Le parti opposé à Frontenac, que dirigeait Monsieur de Laval, avait fait des gorges chaudes sur cet incident. On avait dit que le Comte recevait en son Château des malandrins et des gotons, lorsqu’il ne recevait pas des mendiants ou des gens du bas peuple. On ne pardonnait pas facilement à Frontenac d’affecter un certain mépris pour les gens fortunés, et de paraître donner sa préférence aux gens pauvres et de classe inférieure. On faisait un faisceau de toutes les inimitiés, de toutes les jalousies, et l’on essayait de déprécier le caractère du Comte et d’amoindrir ses qualités. Quant à ses défauts, on en faisait des montagnes. On allait jusqu’à dire que le gouverneur était un libertin sans vergogne. On supposait qu’en son château se déroulaient les scènes les plus ignobles. On parlait d’orgies monstrueuses, de bacchanales… On ne ménageait pas le Comte. Il était pourtant reconnu chez un grand nombre de citoyens que le Comte de Frontenac s’adonnait rarement aux plaisirs, et lorsqu’il prenait quelques délassements, c’était toujours avec la plus grande dignité et la meilleure décence. Oui, mais contre les forts quelle arme, de mieux que la calomnie, la faible nature humaine pourra-t-elle jamais trouver ?

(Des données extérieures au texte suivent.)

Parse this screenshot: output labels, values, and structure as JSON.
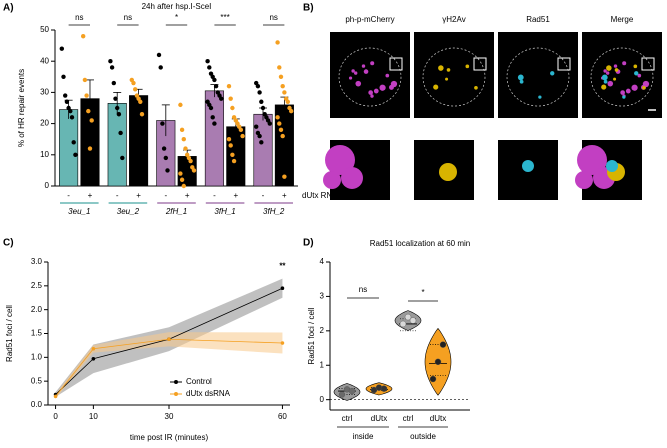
{
  "panel_labels": [
    "A)",
    "B)",
    "C)",
    "D)"
  ],
  "microscopy": {
    "channels": [
      {
        "label": "ph-p-mCherry",
        "color": "#c23fc2"
      },
      {
        "label": "γH2Av",
        "color": "#d8b400"
      },
      {
        "label": "Rad51",
        "color": "#2bb6cf"
      },
      {
        "label": "Merge",
        "color": "#333333"
      }
    ]
  },
  "chart_data": [
    {
      "type": "bar",
      "title": "24h after hsp.I-SceI",
      "y_label": "% of HR repair events",
      "categories": [
        "3eu_1",
        "3eu_2",
        "2fH_1",
        "3fH_1",
        "3fH_2"
      ],
      "series": [
        {
          "name": "-",
          "colors": [
            "#67b6b3",
            "#67b6b3",
            "#a97cb1",
            "#a97cb1",
            "#a97cb1"
          ],
          "point_color": "#000000",
          "values": [
            24.5,
            26.5,
            21,
            30.5,
            23
          ],
          "errors": [
            3,
            3.5,
            5,
            2,
            2
          ],
          "points": [
            [
              44,
              35,
              29,
              27,
              25,
              24,
              22,
              14,
              10
            ],
            [
              40,
              38,
              33,
              28,
              25,
              23,
              17,
              9
            ],
            [
              42,
              38,
              20,
              12,
              9,
              5
            ],
            [
              40,
              38,
              36,
              35,
              34,
              32,
              30,
              29,
              28,
              27,
              26,
              25,
              22,
              20
            ],
            [
              33,
              32,
              30,
              27,
              25,
              23,
              22,
              21,
              20,
              19,
              17,
              16,
              14
            ]
          ]
        },
        {
          "name": "+",
          "color": "#000000",
          "point_color": "#f5a021",
          "values": [
            28,
            29,
            9.5,
            19,
            26
          ],
          "errors": [
            6,
            2,
            2,
            2.5,
            2.5
          ],
          "points": [
            [
              48,
              34,
              29,
              24,
              12,
              21
            ],
            [
              34,
              33,
              31,
              29,
              28,
              27,
              23
            ],
            [
              26,
              18,
              15,
              12,
              10,
              9,
              8,
              6,
              5,
              4,
              2,
              0
            ],
            [
              32,
              28,
              25,
              22,
              21,
              20,
              19,
              18,
              16,
              15,
              13,
              10,
              8
            ],
            [
              46,
              38,
              35,
              32,
              30,
              28,
              27,
              25,
              24,
              22,
              20,
              18,
              16,
              3
            ]
          ]
        }
      ],
      "significance": [
        "ns",
        "ns",
        "*",
        "***",
        "ns"
      ],
      "legend_label": "dUtx RNAi",
      "ylim": [
        0,
        50
      ],
      "yticks": [
        0,
        10,
        20,
        30,
        40,
        50
      ]
    },
    {
      "type": "line",
      "x_label": "time post IR (minutes)",
      "y_label": "Rad51 foci / cell",
      "x": [
        0,
        10,
        30,
        60
      ],
      "series": [
        {
          "name": "Control",
          "color": "#000000",
          "band_color": "#8c8c8c",
          "values": [
            0.22,
            0.97,
            1.38,
            2.45
          ],
          "errors": [
            0.05,
            0.3,
            0.25,
            0.2
          ]
        },
        {
          "name": "dUtx dsRNA",
          "color": "#f5a021",
          "band_color": "#f7c98a",
          "values": [
            0.18,
            1.18,
            1.38,
            1.3
          ],
          "errors": [
            0.05,
            0.08,
            0.15,
            0.22
          ]
        }
      ],
      "annotation": "**",
      "xlim": [
        -2,
        62
      ],
      "xticks": [
        0,
        10,
        30,
        60
      ],
      "ylim": [
        0,
        3
      ],
      "yticks": [
        {
          "value": 0,
          "label": "0.0"
        },
        {
          "value": 0.5,
          "label": "0.5"
        },
        {
          "value": 1,
          "label": "1.0"
        },
        {
          "value": 1.5,
          "label": "1.5"
        },
        {
          "value": 2,
          "label": "2.0"
        },
        {
          "value": 2.5,
          "label": "2.5"
        },
        {
          "value": 3,
          "label": "3.0"
        }
      ]
    },
    {
      "type": "violin",
      "title": "Rad51 localization at 60 min",
      "y_label": "Rad51 foci / cell",
      "groups": [
        "inside",
        "outside"
      ],
      "categories": [
        "ctrl",
        "dUtx",
        "ctrl",
        "dUtx"
      ],
      "violins": [
        {
          "color": "#9a9a9a",
          "point_color": "#6a6a6a",
          "median": 0.25,
          "quartiles": [
            0.15,
            0.32
          ],
          "points": [
            0.15,
            0.3,
            0.25
          ]
        },
        {
          "color": "#f5a021",
          "point_color": "#333333",
          "median": 0.3,
          "quartiles": [
            0.27,
            0.35
          ],
          "points": [
            0.28,
            0.35,
            0.32
          ]
        },
        {
          "color": "#9a9a9a",
          "point_color": "#d8d8d8",
          "median": 2.2,
          "quartiles": [
            2.0,
            2.35
          ],
          "points": [
            2.2,
            2.4,
            2.3
          ]
        },
        {
          "color": "#f5a021",
          "point_color": "#222222",
          "median": 1.05,
          "quartiles": [
            0.7,
            1.6
          ],
          "points": [
            0.6,
            1.1,
            1.6
          ]
        }
      ],
      "significance": [
        "ns",
        "*"
      ],
      "ylim": [
        -0.3,
        4
      ],
      "yticks": [
        0,
        1,
        2,
        3,
        4
      ]
    }
  ]
}
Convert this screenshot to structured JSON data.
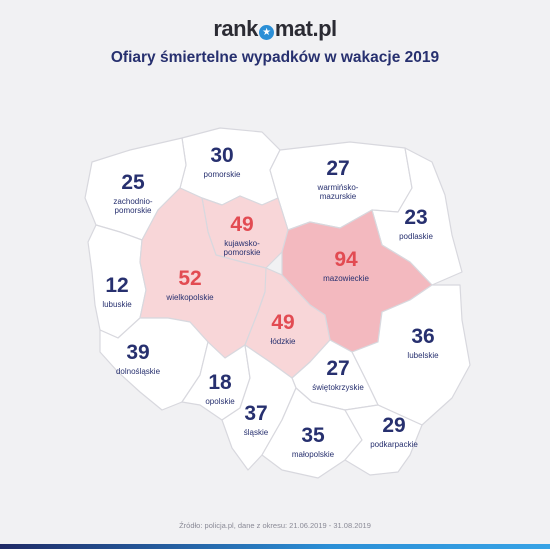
{
  "brand": {
    "pre": "rank",
    "glyph": "★",
    "post": "mat.pl"
  },
  "title": "Ofiary śmiertelne wypadków w wakacje 2019",
  "source": "Źródło: policja.pl, dane z okresu: 21.06.2019 - 31.08.2019",
  "colors": {
    "default": "#ffffff",
    "high": "#f8d6d8",
    "highest": "#f3b9bf",
    "number": "#27306f",
    "hot_number": "#e24b52"
  },
  "regions": [
    {
      "id": "pomorskie",
      "name": "pomorskie",
      "value": 30,
      "highlight": false
    },
    {
      "id": "zachodniopomorskie",
      "name": "zachodnio-\npomorskie",
      "value": 25,
      "highlight": false
    },
    {
      "id": "warminsko-mazurskie",
      "name": "warmińsko-\nmazurskie",
      "value": 27,
      "highlight": false
    },
    {
      "id": "podlaskie",
      "name": "podlaskie",
      "value": 23,
      "highlight": false
    },
    {
      "id": "kujawsko-pomorskie",
      "name": "kujawsko-\npomorskie",
      "value": 49,
      "highlight": true
    },
    {
      "id": "mazowieckie",
      "name": "mazowieckie",
      "value": 94,
      "highlight": true
    },
    {
      "id": "lubuskie",
      "name": "lubuskie",
      "value": 12,
      "highlight": false
    },
    {
      "id": "wielkopolskie",
      "name": "wielkopolskie",
      "value": 52,
      "highlight": true
    },
    {
      "id": "lodzkie",
      "name": "łódzkie",
      "value": 49,
      "highlight": true
    },
    {
      "id": "lubelskie",
      "name": "lubelskie",
      "value": 36,
      "highlight": false
    },
    {
      "id": "dolnoslaskie",
      "name": "dolnośląskie",
      "value": 39,
      "highlight": false
    },
    {
      "id": "opolskie",
      "name": "opolskie",
      "value": 18,
      "highlight": false
    },
    {
      "id": "swietokrzyskie",
      "name": "świętokrzyskie",
      "value": 27,
      "highlight": false
    },
    {
      "id": "slaskie",
      "name": "śląskie",
      "value": 37,
      "highlight": false
    },
    {
      "id": "malopolskie",
      "name": "małopolskie",
      "value": 35,
      "highlight": false
    },
    {
      "id": "podkarpackie",
      "name": "podkarpackie",
      "value": 29,
      "highlight": false
    }
  ]
}
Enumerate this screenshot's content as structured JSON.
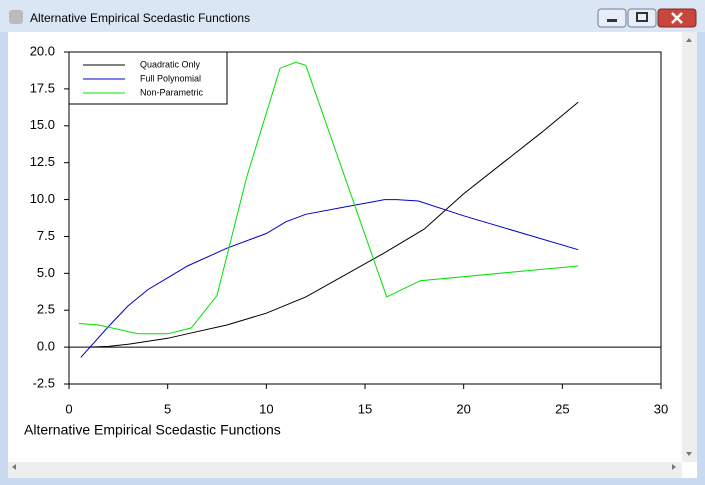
{
  "window_title": "Alternative Empirical Scedastic Functions",
  "chart_data": {
    "type": "line",
    "xlabel": "Alternative Empirical Scedastic Functions",
    "xlim": [
      0,
      30
    ],
    "xticks": [
      0,
      5,
      10,
      15,
      20,
      25,
      30
    ],
    "ylim": [
      -2.5,
      20
    ],
    "yticks": [
      -2.5,
      {
        "value": 0,
        "label": "0.0"
      },
      2.5,
      {
        "value": 5,
        "label": "5.0"
      },
      7.5,
      {
        "value": 10,
        "label": "10.0"
      },
      12.5,
      {
        "value": 15,
        "label": "15.0"
      },
      17.5,
      {
        "value": 20,
        "label": "20.0"
      }
    ],
    "legend": "upper left",
    "zero_line": true,
    "series": [
      {
        "name": "Quadratic Only",
        "color": "#000000",
        "x": [
          1,
          2,
          3,
          4,
          5,
          6,
          8,
          10,
          12,
          14,
          16,
          18,
          20,
          22,
          24,
          25.8
        ],
        "values": [
          0,
          0.05,
          0.2,
          0.4,
          0.6,
          0.9,
          1.5,
          2.3,
          3.4,
          4.9,
          6.4,
          8.0,
          10.4,
          12.5,
          14.6,
          16.6
        ]
      },
      {
        "name": "Full Polynomial",
        "color": "#0000cc",
        "x": [
          0.6,
          2,
          3,
          4,
          5,
          6,
          8,
          10,
          11,
          12,
          14,
          16,
          16.6,
          17.7,
          20,
          25.8
        ],
        "values": [
          -0.7,
          1.4,
          2.8,
          3.9,
          4.7,
          5.5,
          6.7,
          7.7,
          8.5,
          9.0,
          9.5,
          10.0,
          10.0,
          9.9,
          8.9,
          6.6
        ]
      },
      {
        "name": "Non-Parametric",
        "color": "#00e000",
        "x": [
          0.5,
          1.5,
          3.5,
          5,
          6.2,
          7.5,
          9,
          10.7,
          11.5,
          12,
          16.1,
          17.8,
          25.8
        ],
        "values": [
          1.6,
          1.5,
          0.9,
          0.9,
          1.3,
          3.5,
          11.5,
          18.9,
          19.3,
          19.1,
          3.4,
          4.5,
          5.5
        ]
      }
    ]
  }
}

La puissance de Frontenac avait porté ombrage, et surtout le prestige dont il jouissait auprès de la Cour de Versailles. Ensuite, son caractère hautain, sa violence, sa façon cavalière de traiter les grands personnages et de conduire les affaires, avaient plus que piqué l’amour-propre de ceux-là qui, dans le pays, ne voulaient pas se voir surpasser en talents, en qualités, en prestige.

Frontenac n’était pas sans avoir vent des médisances et calomnies répandues sur son compte, car il maintenait dans les entourages de ses ennemis des agents fidèles qui le renseignaient sur les gestes et paroles de ceux qui travaillaient, sinon à sa perte ou à sa ruine, du moins à son rappel en France. Dès la première année de son administration on avait pris le Comte en grippe, et de suite on avait fait savoir au ministre Colbert que le nouveau gouverneur était incapable d’administrer les affaires du pays.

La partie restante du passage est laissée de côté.